The Ordnance Board had agreed to supply British twelve-pounders to replace the French, and the shot to go with them, but not without a good deal of argument. Ramage never understood why the Ordnance Board, part of the Army, should have anything to do with naval gunnery, let alone control it completely. Anyway, hoisting out all the
Calypso
's French guns and carriages and lowering them into hoys, and then getting all the shot up from the shot lockers—a deep, narrow structure in the ship like a huge wardrobe open at the top—was going to be hard work for the fewer than one hundred men comprising the one watch left on board. Then the hoys would bring out the new guns and carriages and getting them on board would be more wearying than disposing of the French ones.

Once the new guns were at their ports, there would be new train tackles and breechings to be spliced up—the master rope-maker had agreed that the French rope had not been of a very good quality to start with, and two years' more service had brought it to the end of its life: when the rope was twisted to reveal the inner strands, they were grey; there was no sign of the rich golden brown of good rope.

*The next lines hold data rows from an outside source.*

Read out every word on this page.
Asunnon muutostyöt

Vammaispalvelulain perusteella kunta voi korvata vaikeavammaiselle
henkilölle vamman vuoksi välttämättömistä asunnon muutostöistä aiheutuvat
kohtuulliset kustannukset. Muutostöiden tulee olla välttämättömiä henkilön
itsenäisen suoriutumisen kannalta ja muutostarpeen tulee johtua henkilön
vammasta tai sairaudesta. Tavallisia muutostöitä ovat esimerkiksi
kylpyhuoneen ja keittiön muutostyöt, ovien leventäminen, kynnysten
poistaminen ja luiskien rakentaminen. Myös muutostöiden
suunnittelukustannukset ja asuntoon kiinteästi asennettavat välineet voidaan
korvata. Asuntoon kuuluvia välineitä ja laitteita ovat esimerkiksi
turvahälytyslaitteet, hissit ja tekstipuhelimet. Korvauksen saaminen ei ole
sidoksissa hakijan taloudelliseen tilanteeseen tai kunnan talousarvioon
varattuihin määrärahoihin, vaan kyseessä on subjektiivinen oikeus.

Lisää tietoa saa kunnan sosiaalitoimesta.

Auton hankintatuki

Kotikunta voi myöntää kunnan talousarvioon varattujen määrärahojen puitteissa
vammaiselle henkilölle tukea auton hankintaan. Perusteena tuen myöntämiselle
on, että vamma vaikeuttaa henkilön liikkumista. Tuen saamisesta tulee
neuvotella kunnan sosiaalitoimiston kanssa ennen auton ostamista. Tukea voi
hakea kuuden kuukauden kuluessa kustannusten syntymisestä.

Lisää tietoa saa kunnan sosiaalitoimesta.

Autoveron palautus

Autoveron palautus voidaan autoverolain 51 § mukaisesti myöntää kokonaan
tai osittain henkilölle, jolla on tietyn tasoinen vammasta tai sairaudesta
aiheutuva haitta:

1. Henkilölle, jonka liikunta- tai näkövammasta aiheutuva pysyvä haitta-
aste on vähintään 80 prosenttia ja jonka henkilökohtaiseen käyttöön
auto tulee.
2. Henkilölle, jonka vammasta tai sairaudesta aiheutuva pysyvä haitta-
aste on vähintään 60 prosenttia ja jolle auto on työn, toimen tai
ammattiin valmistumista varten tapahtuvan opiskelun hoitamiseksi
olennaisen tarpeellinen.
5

Halyards, tacks, sheets, braces and lifts were all being renewed, along with many of the shrouds. The master shipwright and master mastmaker had inspected the masts and decided not to hoist them out for inspection. Only the foreyard, which had broken in the Mediterranean and been fished by the
Calypso
's carpenter and his mates, would be replaced. Then the
Calypso
would be towed by her boats into the drydock and, once all the water had been pumped out, leaving the ship sitting high and dry, shored up by large baulks of timber wedged horizontally between the ship's side and the walls of the dock, her copper sheathing would be inspected. All the sheets round the bow and stern would have to be replaced—this was a regular procedure for ships-of-war because, for a reason not yet understood (though there were dozens of theories), the sheathing there always became thinner and thinner and was eventually reduced to a mass of pinholes. Ramage hoped—even though it would delay sailing—that all the sheathing would be renewed.